膝関節内に腫れがあるかを見極める事は非常に重要です。
なぜなら
「関節内に腫脹があるということは、関節内にある何かが壊れている」
と予測できるからです。
関節の外にあるものが壊れても、関節の中に腫れは起きません。
では・・・・
関節内にあるものってなんでしょうか?
関節は
・骨
・関節軟骨
・関節包(滑膜と線維膜)
・靭帯
・筋肉
その他・・・・・
など沢山の構成体がありますよね。
その中で【関節包内】にあるモノはどれでしょか???
忘れてしまっている方は、もう一度教科書を開いてみるのもいいかもしれないですね!
(1)名称
「ワイプテスト」
※別名「ブラッシュテスト」「ストロークテスト」など
(2)概要と目的
膝関節内に腫脹があるかどうかを調べるためのテストです。
関節液が比較的少ない時でも行なえるテスト法です。
正常な膝関節の関節液は安静時であれば3~4mlと言われています。
この「ワイプテスト」は、関節液が
10~20ml程度でも有効なテスト法です。
ただし、膝蓋跳動テストよりやや難しいです。
(3)スタートポジション
・選手を仰向けで膝は完全伸展位とします。
・トレーナーは患側の膝付近に位置します。
(4)アクション
・手掌で患側の膝蓋骨内側の下方から上方に向かってこすり上げます。
イメージとして、この部分にある関節液を上まで寄せてくる感じです。
・次に、膝蓋骨外側の上方から下方に向かって、強めにこすります。
今度は先程内側で寄せた関節液を、外側を強めにこすることで、膝蓋骨内側下方に一気に押し出すイメージです。



(5)陽性反応
膝蓋骨内側下方に一気に関節液が流れ込むと、
少しだけその部分が膨隆する瞬間がわかります。
それが観察できれば陽性です。
「プクッ」っという感じで膨らんでくるのがわかります。
(6)テスト法の信頼度
・検者間信頼性「K=0.37」
このテスト法も、検者間で「陽性」か「陰性」かの判断が一定しないことが散見できるテスト法と、数字の上ではなっています。

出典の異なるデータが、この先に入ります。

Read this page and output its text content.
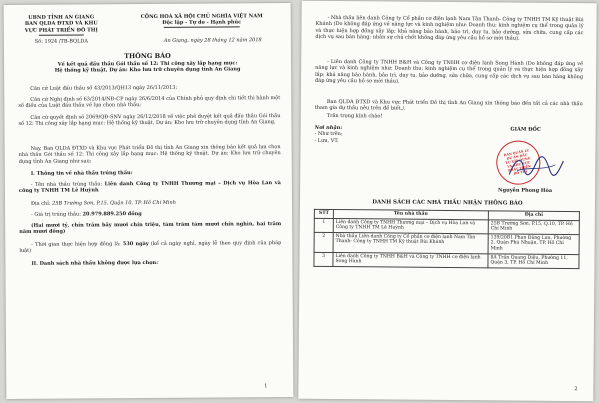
UBND TỈNH AN GIANG
BAN QLDA ĐTXD VÀ KHU
VỰC PHÁT TRIỂN ĐÔ THỊ
CỘNG HOÀ XÃ HỘI CHỦ NGHĨA VIỆT NAM
Độc lập - Tự do - Hạnh phúc
Số: 1924 /TB-BQLDA	An Giang, ngày 28 tháng 12 năm 2018
THÔNG BÁO
Về kết quả đấu thầu Gói thầu số 12: Thi công xây lắp hạng mục:
Hệ thống kỹ thuật, Dự án: Kho lưu trữ chuyên dụng tỉnh An Giang
Căn cứ Luật đấu thầu số 43/2013/QH13 ngày 26/11/2013;
Căn cứ Nghị định số 63/2014/NĐ-CP ngày 26/6/2014 của Chính phủ quy định chi tiết thi hành một số điều của Luật đấu thầu về lựa chọn nhà thầu;
Căn cứ quyết định số 2069/QĐ-SNV ngày 26/12/2018 về việc phê duyệt kết quả đấu thầu Gói thầu số 12: Thi công xây lắp hạng mục: Hệ thống kỹ thuật, Dự án: Kho lưu trữ chuyên dụng tỉnh An Giang,
Nay, Ban QLDA ĐTXD và Khu vực Phát triển Đô thị tỉnh An Giang xin thông báo kết quả lựa chọn nhà thầu Gói thầu số 12: Thi công xây lắp hạng mục: Hệ thống kỹ thuật, Dự án: Kho lưu trữ chuyên dụng tỉnh An Giang như sau:
I. Thông tin về nhà thầu trúng thầu:
- Tên nhà thầu trúng thầu: Liên danh Công ty TNHH Thương mại – Dịch vụ Hòa Lan và công ty TNHH TM Lê Huỳnh
Địa chỉ: 25B Trường Sơn, P.15, Quận 10, TP. Hồ Chí Minh
- Giá trị trúng thầu: 20.979.889.250 đồng
(Hai mươi tỷ, chín trăm bảy mươi chín triệu, tám trăm tám mươi chín nghìn, hai trăm năm mươi đồng)
- Thời gian thực hiện hợp đồng là: 530 ngày (kể cả ngày nghỉ, ngày lễ theo quy định của pháp luật)
II. Danh sách nhà thầu không được lựa chọn:
1
- Nhà thầu liên danh Công ty Cổ phần cơ điện lạnh Nam Tân Thanh- Công ty TNHH TM Kỹ thuật Bùi Khánh (Do không đáp ứng về năng lực và kinh nghiệm như: Doanh thu; kinh nghiệm cụ thể trong quản lý và thực hiện hợp đồng xây lắp; khả năng bảo hành, bảo trì, duy tu, bảo dưỡng, sửa chữa, cung cấp các dịch vụ sau bán hàng; nhân sự chủ chốt không đáp ứng yêu cầu hồ sơ mời thầu).
- Liên danh Công ty TNHH B&H và Công ty TNHH cơ điện lạnh Song Hành (Do không đáp ứng về năng lực và kinh nghiệm như: Doanh thu; kinh nghiệm cụ thể trong quản lý và thực hiện hợp đồng xây lắp; khả năng bảo hành, bảo trì, duy tu, bảo dưỡng, sửa chữa, cung cấp các dịch vụ sau bán hàng không đáp ứng yêu cầu hồ sơ mời thầu).
Ban QLDA ĐTXD và Khu vực Phát triển Đô thị tỉnh An Giang xin thông báo đến tất cả các nhà thầu tham gia dự thầu nêu trên để biết./.
Trân trọng kính chào!
Nơi nhận:
- Như trên;
- Lưu, VT.
GIÁM ĐỐC
BAN QUẢN LÝ DỰ ÁN ĐẦU TƯ XÂY DỰNG VÀ KHU VỰC PHÁT TRIỂN ĐÔ THỊ
Nguyễn Phong Hòa
DANH SÁCH CÁC NHÀ THẦU NHẬN THÔNG BÁO
STT	Tên nhà thầu	Địa chỉ
1	Liên danh Công ty TNHH Thương mại – Dịch vụ Hòa Lan và Công ty TNHH TM Lê Huỳnh	25B Trường Sơn, P.15, Q.10, TP. Hồ Chí Minh
2	Nhà thầu Liên danh Công ty Cổ phần cơ điện lạnh Nam Tân Thanh- Công ty TNHH TM Kỹ thuật Bùi Khánh	139/20B1 Phan Đăng Lưu, Phường 2, Quận Phú Nhuận, TP. Hồ Chí Minh
3	Liên danh Công ty TNHH B&H và Công ty TNHH cơ điện lạnh Song Hành	8A Trần Quang Diệu, Phường 11, Quận 3, TP. Hồ Chí Minh
2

ですが、こちらも検者内信頼性は低くないと考えられるので、
初期評価での判断材料や、経過を観察していくのには有用なテスト法と考えています。
(7)現場での実際
膝の損傷が起こった時には、多くの場面で使います。
特に、軽度の半月板損傷を疑った時にはかなり有力な指標としています。